More than 3,000 UN peacekeepers patrol the border
Eritrean President Isaias Afwerki told Mr Annan: "You cannot claim the legal, political, moral or humanitarian high ground on matters of law."
Eritrea banned UN helicopter flights in its airspace on 5 October.
Eritrea and Ethiopia fought a bitter war that ended in 2000 with 70,000 dead. A border dispute still festers.
An independent commission set up under the peace deal said the border town of Badme should go to Eritrea, but Ethiopia did not accept the decision.
The two sides are now trading insults, the BBC's Elizabeth Blunt says.
Ethiopia accuses Eritrea of secretly moving troops to the border, while Eritrea says Ethiopia is not to be trusted.
Eritrea is suffering from a prolonged humanitarian catastrophe, the UN says, with 2.3 million people facing a lack of food.
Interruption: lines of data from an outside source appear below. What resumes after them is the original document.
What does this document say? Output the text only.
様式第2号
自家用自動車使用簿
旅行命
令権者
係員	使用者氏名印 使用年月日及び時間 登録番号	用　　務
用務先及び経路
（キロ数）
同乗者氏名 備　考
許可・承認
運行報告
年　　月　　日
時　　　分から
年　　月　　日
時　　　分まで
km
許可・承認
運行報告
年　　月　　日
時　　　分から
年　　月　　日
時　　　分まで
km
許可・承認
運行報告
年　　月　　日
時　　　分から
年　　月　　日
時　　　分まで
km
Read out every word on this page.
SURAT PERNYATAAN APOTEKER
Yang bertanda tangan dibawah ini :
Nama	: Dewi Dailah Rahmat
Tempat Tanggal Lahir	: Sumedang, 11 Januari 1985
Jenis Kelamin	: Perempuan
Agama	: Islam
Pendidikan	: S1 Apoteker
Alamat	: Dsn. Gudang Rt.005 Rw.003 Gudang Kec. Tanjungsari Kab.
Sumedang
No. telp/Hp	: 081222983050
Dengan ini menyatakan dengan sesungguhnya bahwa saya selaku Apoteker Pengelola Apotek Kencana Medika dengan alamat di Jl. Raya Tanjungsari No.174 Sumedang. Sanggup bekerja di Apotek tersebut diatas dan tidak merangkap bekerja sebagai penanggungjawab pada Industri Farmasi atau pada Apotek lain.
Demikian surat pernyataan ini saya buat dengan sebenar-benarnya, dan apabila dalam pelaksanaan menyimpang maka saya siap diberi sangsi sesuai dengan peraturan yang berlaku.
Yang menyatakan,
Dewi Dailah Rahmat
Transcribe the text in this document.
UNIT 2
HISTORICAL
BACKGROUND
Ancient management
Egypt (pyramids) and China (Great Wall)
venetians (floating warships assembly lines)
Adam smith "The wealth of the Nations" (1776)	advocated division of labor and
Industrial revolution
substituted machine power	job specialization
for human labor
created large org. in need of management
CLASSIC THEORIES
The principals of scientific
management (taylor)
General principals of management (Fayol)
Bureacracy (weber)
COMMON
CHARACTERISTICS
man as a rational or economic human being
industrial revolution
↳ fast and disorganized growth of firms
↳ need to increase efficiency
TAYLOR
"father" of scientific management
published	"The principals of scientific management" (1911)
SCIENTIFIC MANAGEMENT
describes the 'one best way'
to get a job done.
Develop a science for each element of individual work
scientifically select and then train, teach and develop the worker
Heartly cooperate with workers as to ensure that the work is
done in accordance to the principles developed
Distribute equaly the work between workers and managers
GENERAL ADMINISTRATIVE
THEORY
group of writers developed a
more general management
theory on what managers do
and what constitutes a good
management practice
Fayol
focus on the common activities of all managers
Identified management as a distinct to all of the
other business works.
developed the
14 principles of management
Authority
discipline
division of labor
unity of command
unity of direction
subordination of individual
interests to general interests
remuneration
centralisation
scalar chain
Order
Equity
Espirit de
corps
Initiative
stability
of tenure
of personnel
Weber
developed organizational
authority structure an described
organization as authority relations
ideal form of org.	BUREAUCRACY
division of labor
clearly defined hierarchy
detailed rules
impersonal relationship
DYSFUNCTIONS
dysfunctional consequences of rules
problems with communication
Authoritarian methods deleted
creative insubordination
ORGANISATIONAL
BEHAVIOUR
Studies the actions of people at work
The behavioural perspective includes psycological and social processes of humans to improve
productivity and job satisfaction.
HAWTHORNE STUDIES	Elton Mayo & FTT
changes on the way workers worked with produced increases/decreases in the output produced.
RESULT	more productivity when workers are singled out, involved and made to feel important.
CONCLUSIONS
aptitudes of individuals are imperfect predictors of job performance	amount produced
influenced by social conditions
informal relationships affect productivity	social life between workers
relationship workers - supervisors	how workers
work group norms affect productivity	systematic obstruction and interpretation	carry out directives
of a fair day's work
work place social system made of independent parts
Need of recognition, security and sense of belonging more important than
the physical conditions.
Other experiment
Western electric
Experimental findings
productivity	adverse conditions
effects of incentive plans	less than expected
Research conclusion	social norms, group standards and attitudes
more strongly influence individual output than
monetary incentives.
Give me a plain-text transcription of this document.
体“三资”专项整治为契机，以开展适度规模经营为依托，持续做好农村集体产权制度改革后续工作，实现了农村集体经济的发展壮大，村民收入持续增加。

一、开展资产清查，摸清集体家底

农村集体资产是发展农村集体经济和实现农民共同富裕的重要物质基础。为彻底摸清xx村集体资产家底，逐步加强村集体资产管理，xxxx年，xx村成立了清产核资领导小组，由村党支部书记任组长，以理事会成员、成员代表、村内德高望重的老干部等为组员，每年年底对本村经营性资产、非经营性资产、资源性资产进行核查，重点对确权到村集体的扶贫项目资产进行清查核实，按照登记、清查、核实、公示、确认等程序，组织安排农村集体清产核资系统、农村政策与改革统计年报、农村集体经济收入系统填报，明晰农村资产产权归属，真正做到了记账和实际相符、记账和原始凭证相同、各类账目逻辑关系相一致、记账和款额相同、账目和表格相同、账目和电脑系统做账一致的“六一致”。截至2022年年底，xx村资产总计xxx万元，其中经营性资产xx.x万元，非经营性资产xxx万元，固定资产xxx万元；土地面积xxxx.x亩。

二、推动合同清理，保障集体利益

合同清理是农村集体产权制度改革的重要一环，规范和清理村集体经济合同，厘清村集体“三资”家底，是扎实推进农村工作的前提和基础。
More than 3,000 UN troops patrol the border zone under the terms of the December 2000 peace plan that followed a two-year border war.
Mr Annan has warned that the UN may have to pull its troops out if the flight ban remains in place.
He emphasised that both governments had the primary responsibility to bring about peace and security.
Earlier this year, the UN expressed concern over a build-up of Ethiopian and Eritrean troops close to the border zone.
Eritrea became independent from Ethiopia in 1993, after Ethiopian and Eritrean rebel movements overthrew the Derg regime in Addis Ababa.